Assuming the 90 days horizon The Hanover Insurance is expected to generate 0.89 times more return on investment than Boeing. However, The Hanover Insurance is 1.13 times less risky than Boeing. It trades about 0.09 of its potential returns per unit of risk. The Boeing is currently generating about 0.0 per unit of risk. If you would invest  14,523  in The Hanover Insurance on December 22, 2024 and sell it today you would earn a total of  1,477  from holding The Hanover Insurance or generate 10.17% return on investment over 90 days.
Time Period3 Months [change]
DirectionMoves Against 
StrengthInsignificant
Accuracy100.0%
ValuesDaily Returns

The Hanover Insurance  vs.  The Boeing

 Performance 
       Timeline  
Hanover Insurance 

Risk-Adjusted Performance

Modest

 
Weak
 
Strong
Compared to the overall equity markets, risk-adjusted returns on investments in The Hanover Insurance are ranked lower than 6 (%) of all global equities and portfolios over the last 90 days.
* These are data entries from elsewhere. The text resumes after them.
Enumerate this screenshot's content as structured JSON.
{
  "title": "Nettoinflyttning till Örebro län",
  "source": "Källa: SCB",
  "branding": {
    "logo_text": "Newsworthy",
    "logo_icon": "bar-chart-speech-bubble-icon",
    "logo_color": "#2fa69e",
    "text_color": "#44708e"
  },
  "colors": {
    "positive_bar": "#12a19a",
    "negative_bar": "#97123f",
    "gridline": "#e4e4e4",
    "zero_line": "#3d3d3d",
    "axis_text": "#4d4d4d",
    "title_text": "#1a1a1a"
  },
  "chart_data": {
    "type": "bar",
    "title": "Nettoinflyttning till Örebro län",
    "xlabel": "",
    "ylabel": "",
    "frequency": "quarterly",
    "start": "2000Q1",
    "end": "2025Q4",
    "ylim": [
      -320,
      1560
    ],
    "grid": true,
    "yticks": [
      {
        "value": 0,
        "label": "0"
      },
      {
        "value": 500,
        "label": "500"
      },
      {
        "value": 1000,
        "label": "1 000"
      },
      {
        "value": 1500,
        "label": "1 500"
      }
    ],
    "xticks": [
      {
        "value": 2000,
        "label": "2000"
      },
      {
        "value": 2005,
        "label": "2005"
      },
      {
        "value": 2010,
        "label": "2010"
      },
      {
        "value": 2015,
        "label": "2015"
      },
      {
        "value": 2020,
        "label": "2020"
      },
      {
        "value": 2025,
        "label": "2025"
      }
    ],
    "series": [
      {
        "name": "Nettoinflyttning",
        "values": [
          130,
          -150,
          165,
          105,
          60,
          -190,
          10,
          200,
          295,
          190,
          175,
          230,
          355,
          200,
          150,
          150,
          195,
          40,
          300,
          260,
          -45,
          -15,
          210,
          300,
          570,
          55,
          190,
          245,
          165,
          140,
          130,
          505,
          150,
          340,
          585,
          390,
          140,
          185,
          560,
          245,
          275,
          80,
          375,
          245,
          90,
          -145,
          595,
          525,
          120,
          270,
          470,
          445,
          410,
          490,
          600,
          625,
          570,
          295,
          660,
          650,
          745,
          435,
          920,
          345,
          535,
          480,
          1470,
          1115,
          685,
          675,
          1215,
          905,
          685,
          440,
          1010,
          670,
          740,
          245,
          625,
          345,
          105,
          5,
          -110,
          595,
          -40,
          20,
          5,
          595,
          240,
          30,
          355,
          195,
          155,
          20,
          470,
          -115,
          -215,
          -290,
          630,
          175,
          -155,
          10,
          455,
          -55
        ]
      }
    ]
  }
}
Despite nearly fragile basic indicators, Hanover Insurance may actually be approaching a critical reversion point that can send shares even higher in April 2025.
Boeing 

Risk-Adjusted Performance

Very Weak

 
Weak
 
Strong
Over the last 90 days The Boeing has generated negative risk-adjusted returns adding no value to investors with long positions. In spite of comparatively stable basic indicators, Boeing is not utilizing all of its potentials. The current stock price uproar, may contribute to short-horizon losses for the private investors.

Hanover Insurance and Boeing Volatility Contrast

   Predicted Return Density   
       Returns  

Pair Trading with Hanover Insurance and Boeing

The main advantage of trading using opposite Hanover Insurance and Boeing positions is that it hedges away some unsystematic risk. Because of two separate transactions, even if Hanover Insurance position performs unexpectedly, Boeing can make up some of the losses. Pair trading also minimizes risk from directional movements in the market. For example, if an entire industry or sector drops because of unexpected headlines, the short position in Boeing will offset losses from the drop in Boeing's long position.
The idea behind The Hanover Insurance and The Boeing pairs trading is to make the combined position market-neutral, meaning the overall market's direction will not affect its win or loss (or potential downside or upside). This can be achieved by designing a pairs trade with two highly correlated stocks or equities that operate in a similar space or sector, making it possible to obtain profits through simple and relatively low-risk investment.
Check out your portfolio center.
Note that this page's information should be used as a complementary analysis to find the right mix of equity instruments to add to your existing portfolios or create a brand new portfolio. You can also try the Cryptocurrency Center module to build and monitor diversified portfolio of extremely risky digital assets and cryptocurrency.